I suffer from depression. I am like many of my fellow Canadians – one in five, in fact. But my illness does not define me. It is not who I am. It is, however, a big part of my life and it may have made me a better, more empathetic person than I would be if I hadn’t experienced this.
I have lived through a 20+ year struggle with depression and anxiety to varying degrees, including two major depressive episodes (back in the day we called this as a good, old-fashioned nervous breakdown). It has been tempting at times to give in to the pain, to just stop fighting and give myself up to the darkness. But I have always held onto hope, even in the bleakest of moments.
Why did I survive? How come I didn’t give in to the siren song of suicide? I was lucky because I have always had people around me that I could talk to, people with whom I could share the dark realities of my illness: the incessant guilt, the sense of worthlessness, the temporary loss of cognitive abilities, and the physical manifestations. These were people whom I knew cared for me and loved me and they didn’t hesitate to remind me. But that’s only one part of my own personal recipe back to mental wellness and recovery.

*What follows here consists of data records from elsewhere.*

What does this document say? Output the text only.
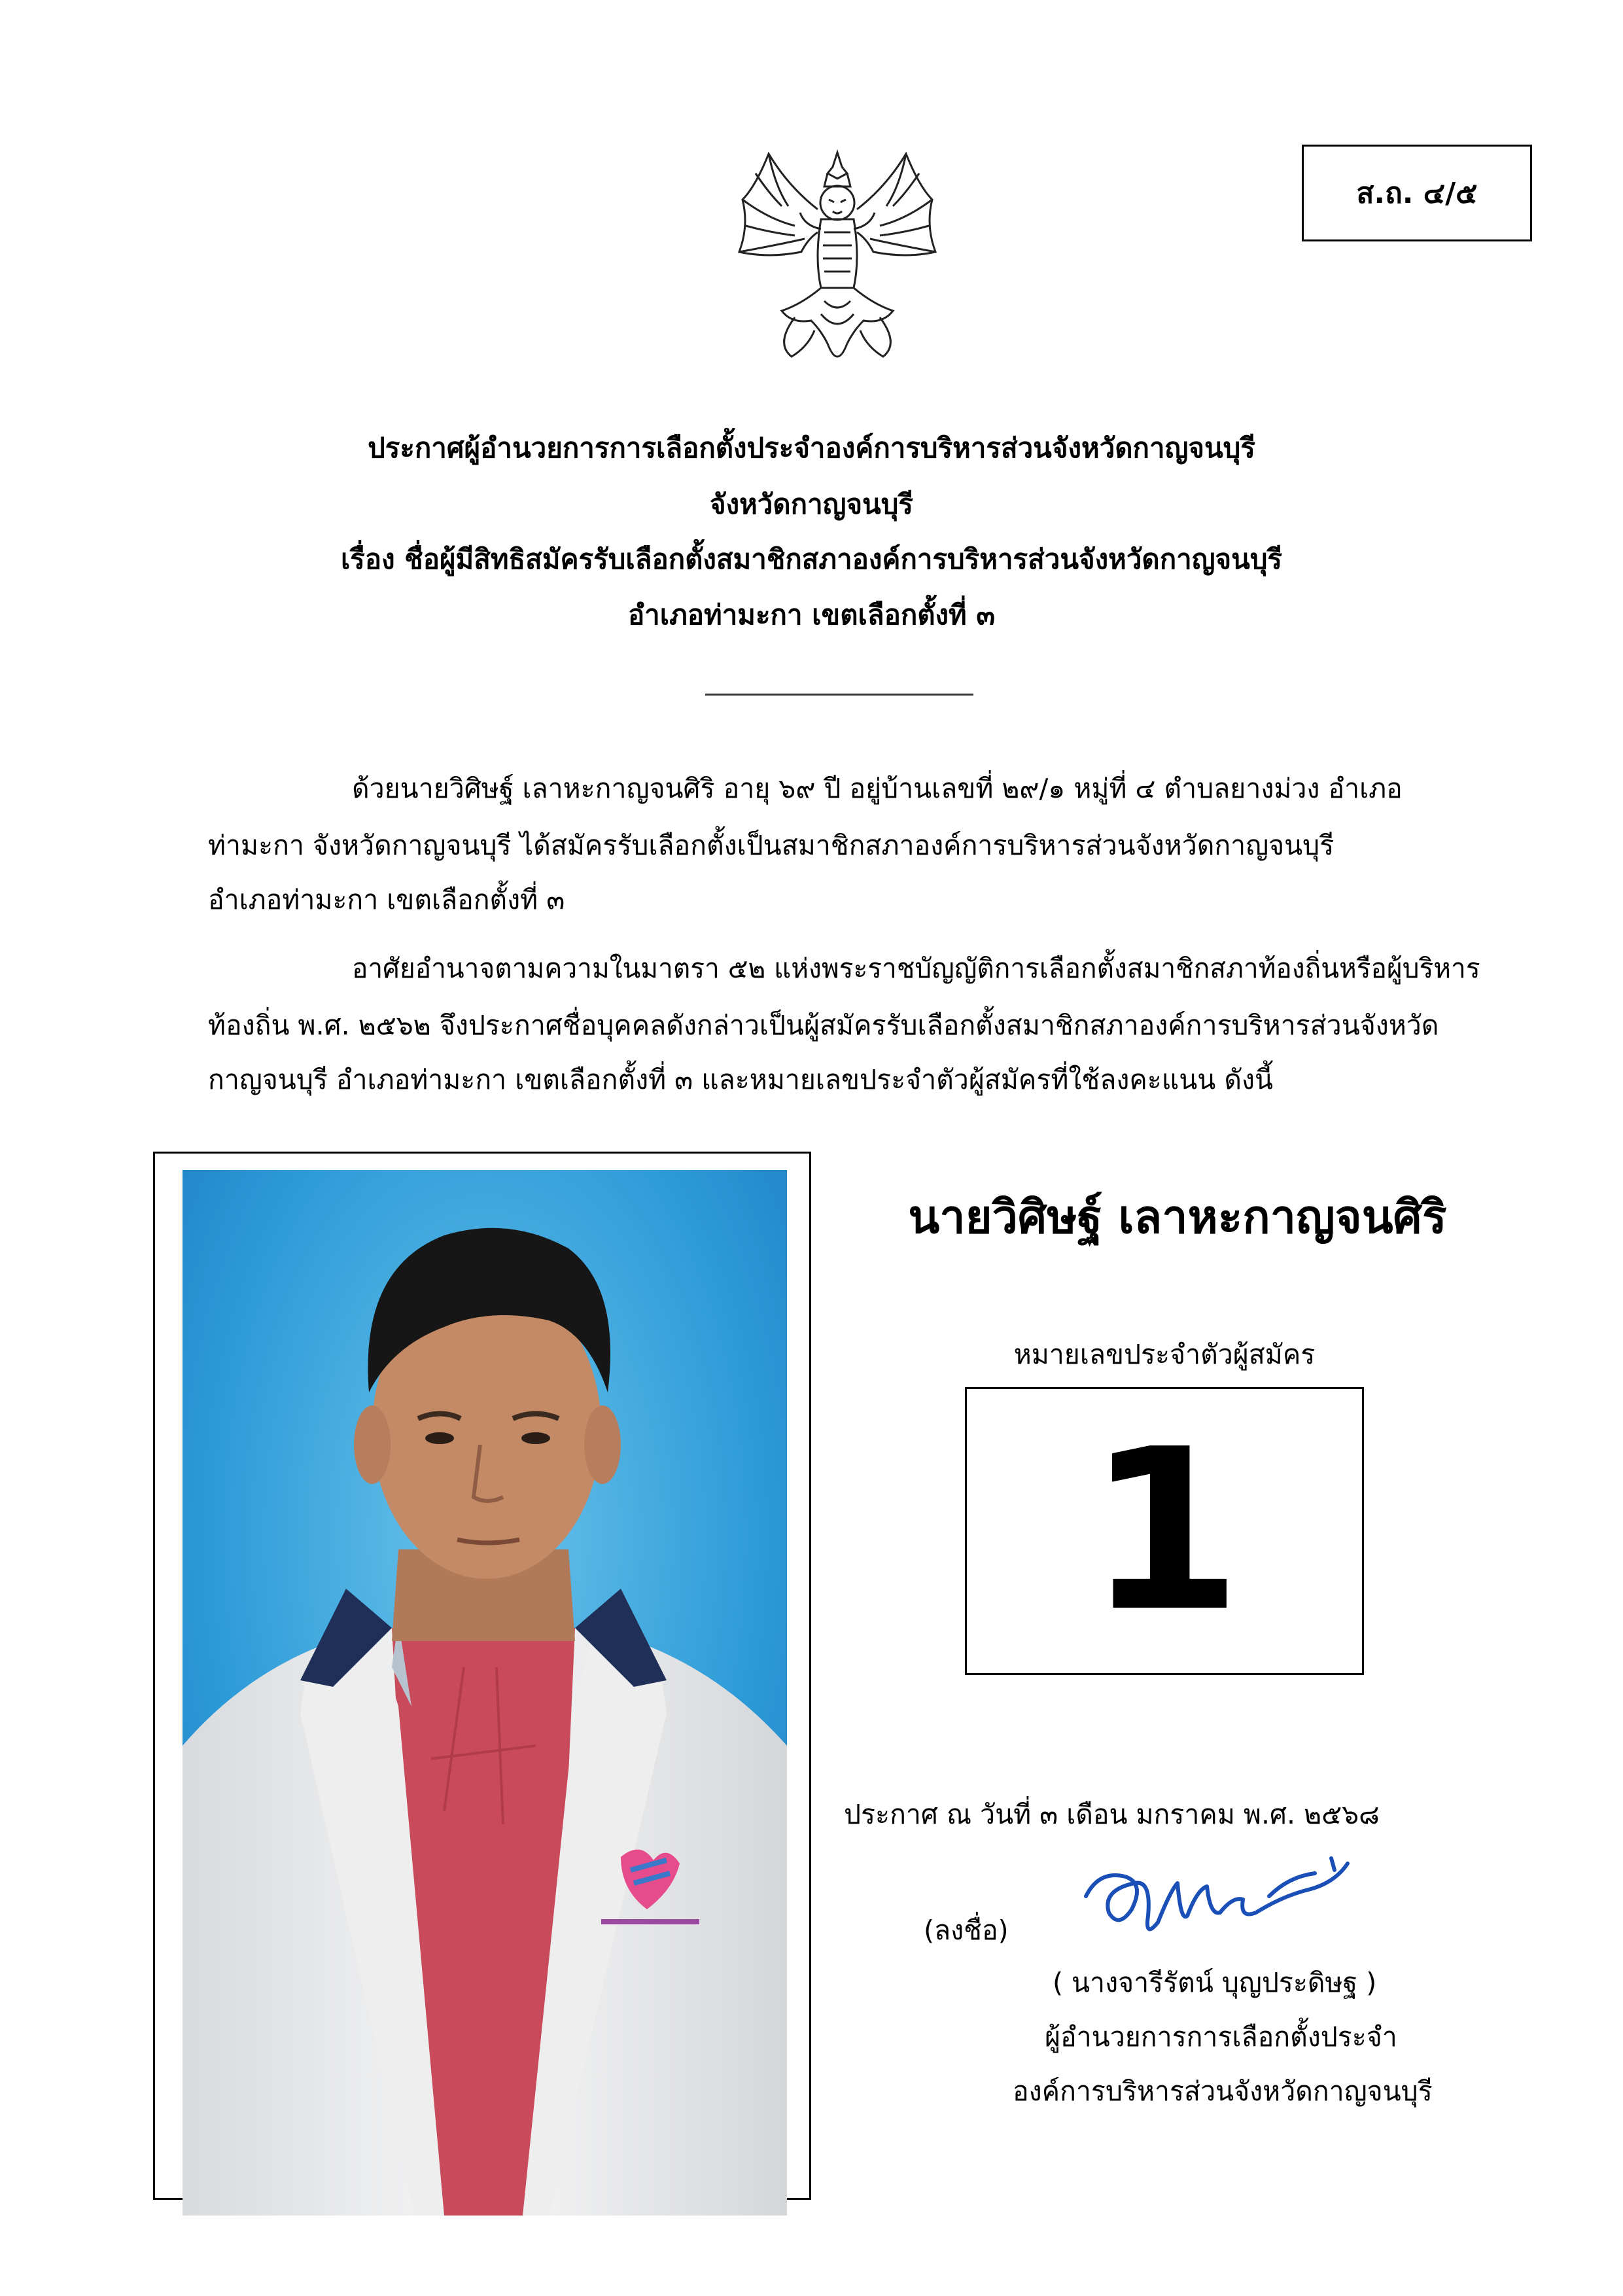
ส.ถ. ๔/๕
ประกาศผู้อำนวยการการเลือกตั้งประจำองค์การบริหารส่วนจังหวัดกาญจนบุรี
จังหวัดกาญจนบุรี
เรื่อง ชื่อผู้มีสิทธิสมัครรับเลือกตั้งสมาชิกสภาองค์การบริหารส่วนจังหวัดกาญจนบุรี
อำเภอท่ามะกา เขตเลือกตั้งที่ ๓
ด้วยนายวิศิษฐ์ เลาหะกาญจนศิริ อายุ ๖๙ ปี อยู่บ้านเลขที่ ๒๙/๑ หมู่ที่ ๔ ตำบลยางม่วง อำเภอ
ท่ามะกา จังหวัดกาญจนบุรี ได้สมัครรับเลือกตั้งเป็นสมาชิกสภาองค์การบริหารส่วนจังหวัดกาญจนบุรี
อำเภอท่ามะกา เขตเลือกตั้งที่ ๓
อาศัยอำนาจตามความในมาตรา ๕๒ แห่งพระราชบัญญัติการเลือกตั้งสมาชิกสภาท้องถิ่นหรือผู้บริหาร
ท้องถิ่น พ.ศ. ๒๕๖๒ จึงประกาศชื่อบุคคลดังกล่าวเป็นผู้สมัครรับเลือกตั้งสมาชิกสภาองค์การบริหารส่วนจังหวัด
กาญจนบุรี อำเภอท่ามะกา เขตเลือกตั้งที่ ๓ และหมายเลขประจำตัวผู้สมัครที่ใช้ลงคะแนน ดังนี้
นายวิศิษฐ์ เลาหะกาญจนศิริ
หมายเลขประจำตัวผู้สมัคร
1
ประกาศ ณ วันที่ ๓ เดือน มกราคม พ.ศ. ๒๕๖๘
(ลงชื่อ)
( นางจารีรัตน์ บุญประดิษฐ )
ผู้อำนวยการการเลือกตั้งประจำ
องค์การบริหารส่วนจังหวัดกาญจนบุรี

In 2011 I experienced the second major depressive episode of my life. In addition to the friends & family who were there for me, my employer understood that mental illness is a real and very serious thing. Thankfully, I had a benefits plan that supported me through a four month disability leave, medications (yes, more than one at the time), and cognitive behavioral therapy with a psychiatrist. Yes, I was lucky, very lucky.
Not everyone has this support, sadly. Some are afraid that if they share their struggles with friends, family or their employer they will be judged. Some are afraid that nobody will understand. And you know what? Too often they are right.

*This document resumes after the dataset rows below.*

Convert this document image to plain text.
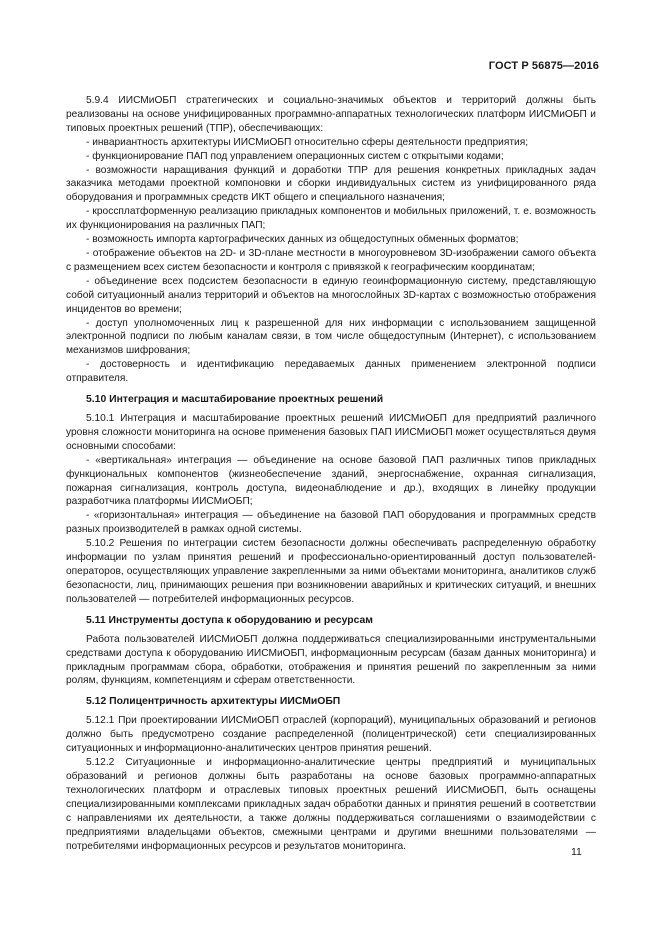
ГОСТ Р 56875—2016

5.9.4 ИИСМиОБП стратегических и социально-значимых объектов и территорий должны быть реализованы на основе унифицированных программно-аппаратных технологических платформ ИИСМиОБП и типовых проектных решений (ТПР), обеспечивающих:

- инвариантность архитектуры ИИСМиОБП относительно сферы деятельности предприятия;

- функционирование ПАП под управлением операционных систем с открытыми кодами;

- возможности наращивания функций и доработки ТПР для решения конкретных прикладных задач заказчика методами проектной компоновки и сборки индивидуальных систем из унифицированного ряда оборудования и программных средств ИКТ общего и специального назначения;

- кроссплатформенную реализацию прикладных компонентов и мобильных приложений, т. е. возможность их функционирования на различных ПАП;

- возможность импорта картографических данных из общедоступных обменных форматов;

- отображение объектов на 2D- и 3D-плане местности в многоуровневом 3D-изображении самого объекта с размещением всех систем безопасности и контроля с привязкой к географическим координатам;

- объединение всех подсистем безопасности в единую геоинформационную систему, представляющую собой ситуационный анализ территорий и объектов на многослойных 3D-картах с возможностью отображения инцидентов во времени;

- доступ уполномоченных лиц к разрешенной для них информации с использованием защищенной электронной подписи по любым каналам связи, в том числе общедоступным (Интернет), с использованием механизмов шифрования;

- достоверность и идентификацию передаваемых данных применением электронной подписи отправителя.

5.10 Интеграция и масштабирование проектных решений

5.10.1 Интеграция и масштабирование проектных решений ИИСМиОБП для предприятий различного уровня сложности мониторинга на основе применения базовых ПАП ИИСМиОБП может осуществляться двумя основными способами:

- «вертикальная» интеграция — объединение на основе базовой ПАП различных типов прикладных функциональных компонентов (жизнеобеспечение зданий, энергоснабжение, охранная сигнализация, пожарная сигнализация, контроль доступа, видеонаблюдение и др.), входящих в линейку продукции разработчика платформы ИИСМиОБП;

- «горизонтальная» интеграция — объединение на базовой ПАП оборудования и программных средств разных производителей в рамках одной системы.

5.10.2 Решения по интеграции систем безопасности должны обеспечивать распределенную обработку информации по узлам принятия решений и профессионально-ориентированный доступ пользователей-операторов, осуществляющих управление закрепленными за ними объектами мониторинга, аналитиков служб безопасности, лиц, принимающих решения при возникновении аварийных и критических ситуаций, и внешних пользователей — потребителей информационных ресурсов.

5.11 Инструменты доступа к оборудованию и ресурсам

Работа пользователей ИИСМиОБП должна поддерживаться специализированными инструментальными средствами доступа к оборудованию ИИСМиОБП, информационным ресурсам (базам данных мониторинга) и прикладным программам сбора, обработки, отображения и принятия решений по закрепленным за ними ролям, функциям, компетенциям и сферам ответственности.

5.12 Полицентричность архитектуры ИИСМиОБП

5.12.1 При проектировании ИИСМиОБП отраслей (корпораций), муниципальных образований и регионов должно быть предусмотрено создание распределенной (полицентрической) сети специализированных ситуационных и информационно-аналитических центров принятия решений.

5.12.2 Ситуационные и информационно-аналитические центры предприятий и муниципальных образований и регионов должны быть разработаны на основе базовых программно-аппаратных технологических платформ и отраслевых типовых проектных решений ИИСМиОБП, быть оснащены специализированными комплексами прикладных задач обработки данных и принятия решений в соответствии с направлениями их деятельности, а также должны поддерживаться соглашениями о взаимодействии с предприятиями владельцами объектов, смежными центрами и другими внешними пользователями — потребителями информационных ресурсов и результатов мониторинга.	11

For far too long now mental illness has been a topic rarely raised during conversation. When it is discussed, it’s usually in whispered tones. Well, I refuse to accept the shame attached. I simply refuse. While recovering in late 2011, I decided to do something. I felt strongly that my suffering should somehow become something positive. From that my blog, Adventures of a Survivor, was born.

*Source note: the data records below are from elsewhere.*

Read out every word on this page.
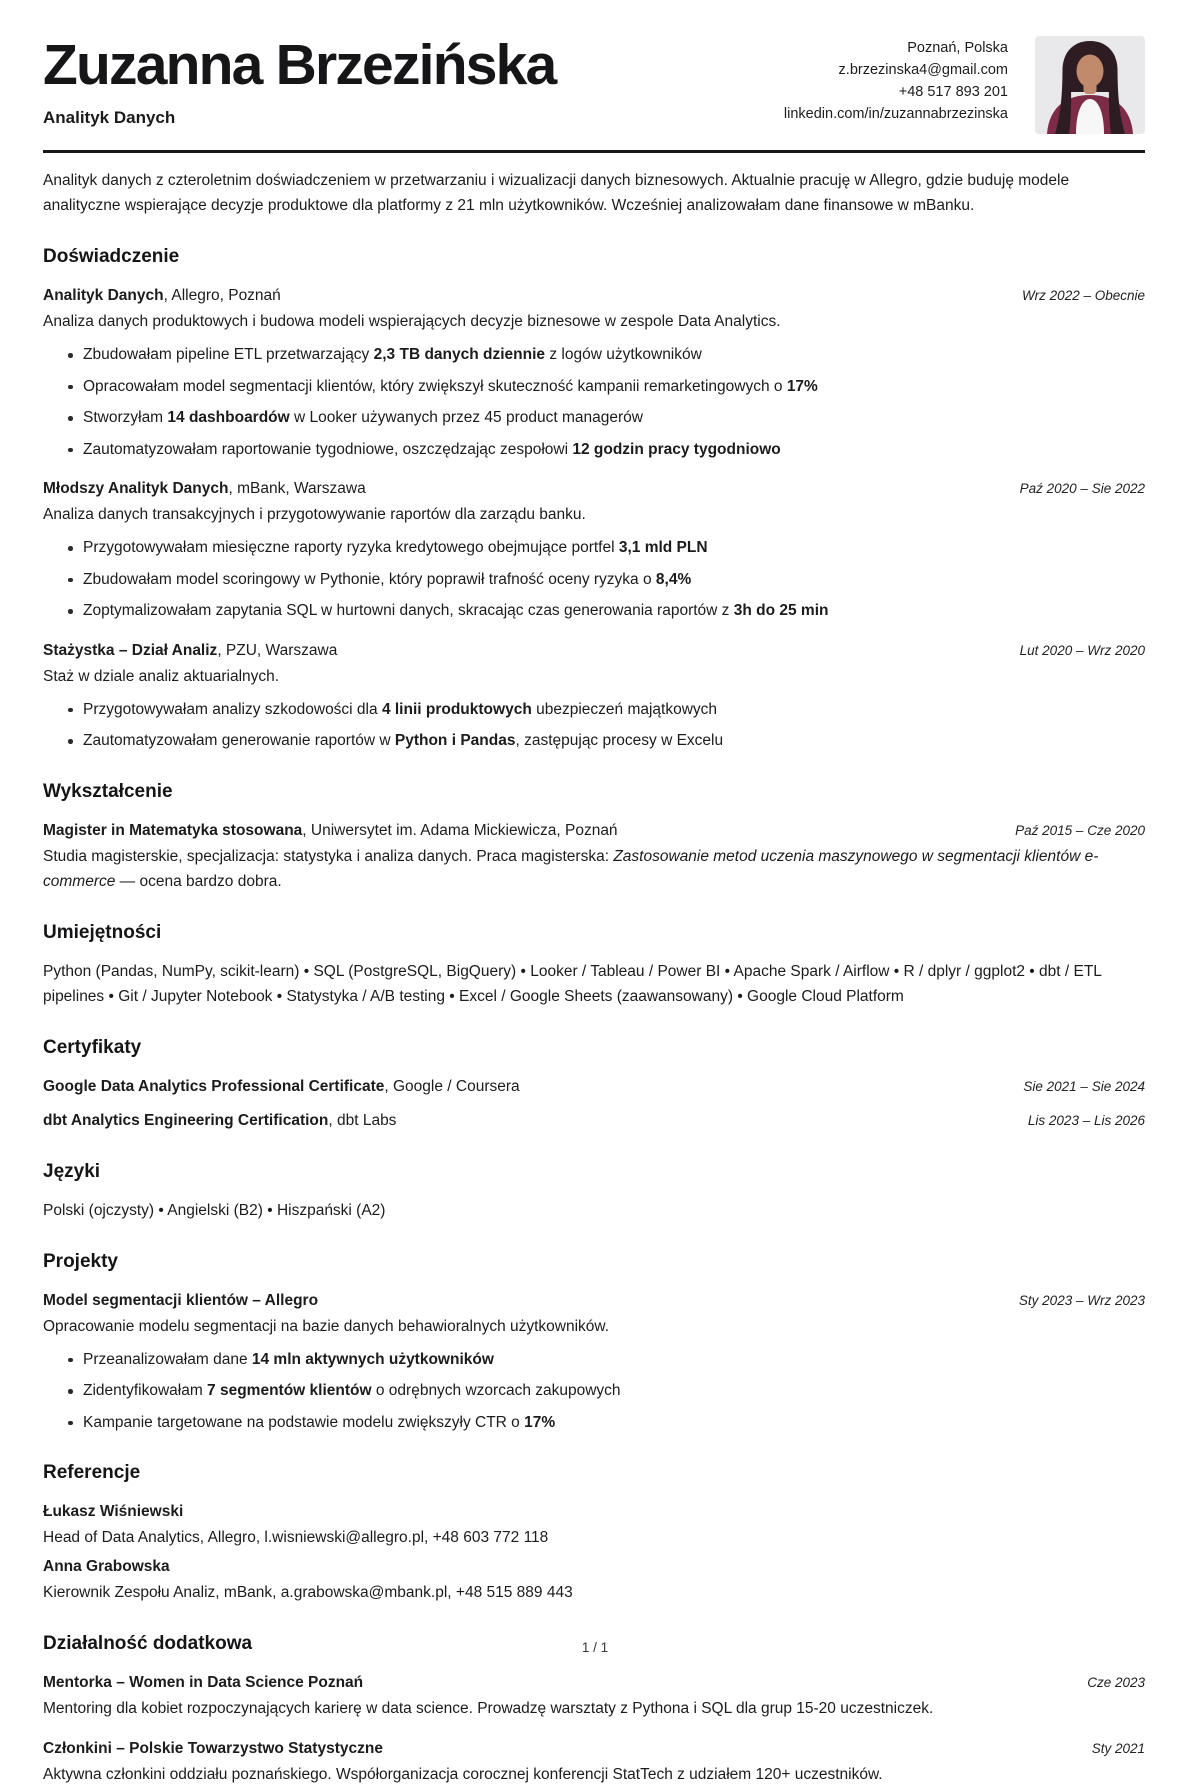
Zuzanna Brzezińska
Analityk Danych
Poznań, Polska
z.brzezinska4@gmail.com
+48 517 893 201
linkedin.com/in/zuzannabrzezinska

Analityk danych z czteroletnim doświadczeniem w przetwarzaniu i wizualizacji danych biznesowych. Aktualnie pracuję w Allegro, gdzie buduję modele analityczne wspierające decyzje produktowe dla platformy z 21 mln użytkowników. Wcześniej analizowałam dane finansowe w mBanku.

Doświadczenie

Analityk Danych, Allegro, Poznań	Wrz 2022 – Obecnie

Analiza danych produktowych i budowa modeli wspierających decyzje biznesowe w zespole Data Analytics.

Zbudowałam pipeline ETL przetwarzający 2,3 TB danych dziennie z logów użytkowników
Opracowałam model segmentacji klientów, który zwiększył skuteczność kampanii remarketingowych o 17%
Stworzyłam 14 dashboardów w Looker używanych przez 45 product managerów
Zautomatyzowałam raportowanie tygodniowe, oszczędzając zespołowi 12 godzin pracy tygodniowo

Młodszy Analityk Danych, mBank, Warszawa	Paź 2020 – Sie 2022

Analiza danych transakcyjnych i przygotowywanie raportów dla zarządu banku.

Przygotowywałam miesięczne raporty ryzyka kredytowego obejmujące portfel 3,1 mld PLN
Zbudowałam model scoringowy w Pythonie, który poprawił trafność oceny ryzyka o 8,4%
Zoptymalizowałam zapytania SQL w hurtowni danych, skracając czas generowania raportów z 3h do 25 min

Stażystka – Dział Analiz, PZU, Warszawa	Lut 2020 – Wrz 2020

Staż w dziale analiz aktuarialnych.

Przygotowywałam analizy szkodowości dla 4 linii produktowych ubezpieczeń majątkowych
Zautomatyzowałam generowanie raportów w Python i Pandas, zastępując procesy w Excelu
Wykształcenie

Magister in Matematyka stosowana, Uniwersytet im. Adama Mickiewicza, Poznań	Paź 2015 – Cze 2020

Studia magisterskie, specjalizacja: statystyka i analiza danych. Praca magisterska: Zastosowanie metod uczenia maszynowego w segmentacji klientów e-commerce — ocena bardzo dobra.

Umiejętności

Python (Pandas, NumPy, scikit-learn) • SQL (PostgreSQL, BigQuery) • Looker / Tableau / Power BI • Apache Spark / Airflow • R / dplyr / ggplot2 • dbt / ETL pipelines • Git / Jupyter Notebook • Statystyka / A/B testing • Excel / Google Sheets (zaawansowany) • Google Cloud Platform

Certyfikaty

Google Data Analytics Professional Certificate, Google / Coursera	Sie 2021 – Sie 2024

dbt Analytics Engineering Certification, dbt Labs	Lis 2023 – Lis 2026
Języki

Polski (ojczysty) • Angielski (B2) • Hiszpański (A2)

Projekty

Model segmentacji klientów – Allegro	Sty 2023 – Wrz 2023

Opracowanie modelu segmentacji na bazie danych behawioralnych użytkowników.

Przeanalizowałam dane 14 mln aktywnych użytkowników
Zidentyfikowałam 7 segmentów klientów o odrębnych wzorcach zakupowych
Kampanie targetowane na podstawie modelu zwiększyły CTR o 17%
Referencje

Łukasz Wiśniewski

Head of Data Analytics, Allegro, l.wisniewski@allegro.pl, +48 603 772 118

Anna Grabowska

Kierownik Zespołu Analiz, mBank, a.grabowska@mbank.pl, +48 515 889 443

Działalność dodatkowa

Mentorka – Women in Data Science Poznań	Cze 2023

Mentoring dla kobiet rozpoczynających karierę w data science. Prowadzę warsztaty z Pythona i SQL dla grup 15-20 uczestniczek.

Członkini – Polskie Towarzystwo Statystyczne	Sty 2021

Aktywna członkini oddziału poznańskiego. Współorganizacja corocznej konferencji StatTech z udziałem 120+ uczestników.

1 / 1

Part personal therapy tool, part voice in the fight to eliminate stigma, the blog has become a living thing that inspires me to look for the good in difficult times and to live my truth. It’s not always easy to do that but it’s so worth it. In addition to this I now work as a community correspondent with Partners for Mental Health, a not for profit organization, to raise awareness about mental health issues.
Until we start speaking openly about mental illness we will never break through the walls of misunderstanding and misinformation. The people who don’t ask for help often go untreated or worse, they don’t make it at all. Losing a life to depression is unacceptable. We have the resources to treat this illness.
Here are some staggering statistics that illustrate why we have to take action:
* One in five Canadians will suffer from mental illness in their lifetime and one in three will suffer in silence. ~ Mental Health Commission of Canada
* A 2008 poll found that only 50% of Canadians will tell a friend that a family member has a mental illness while 73% would disclose a cancer diagnoses. ~ Canadian Medical Association
* Only 5.5% of our health care dollars in Canada are dedicated to mental illness. ~ Canadian Mental Health Association
If you are suffering from mental illness please seek support, both from friends or family and from a medical professional. By its very nature, depression can make you feel all alone. You are not. A doctor can help you decide the best course of treatment for you. If you were diagnosed with cancer you would seek treatment, right? If you broke your leg, you would get a cast, right?
Please join me in my fight for understanding and compassion for those struggling with mental illness. Healthy people build healthy communities. Don’t you want to be a part of that?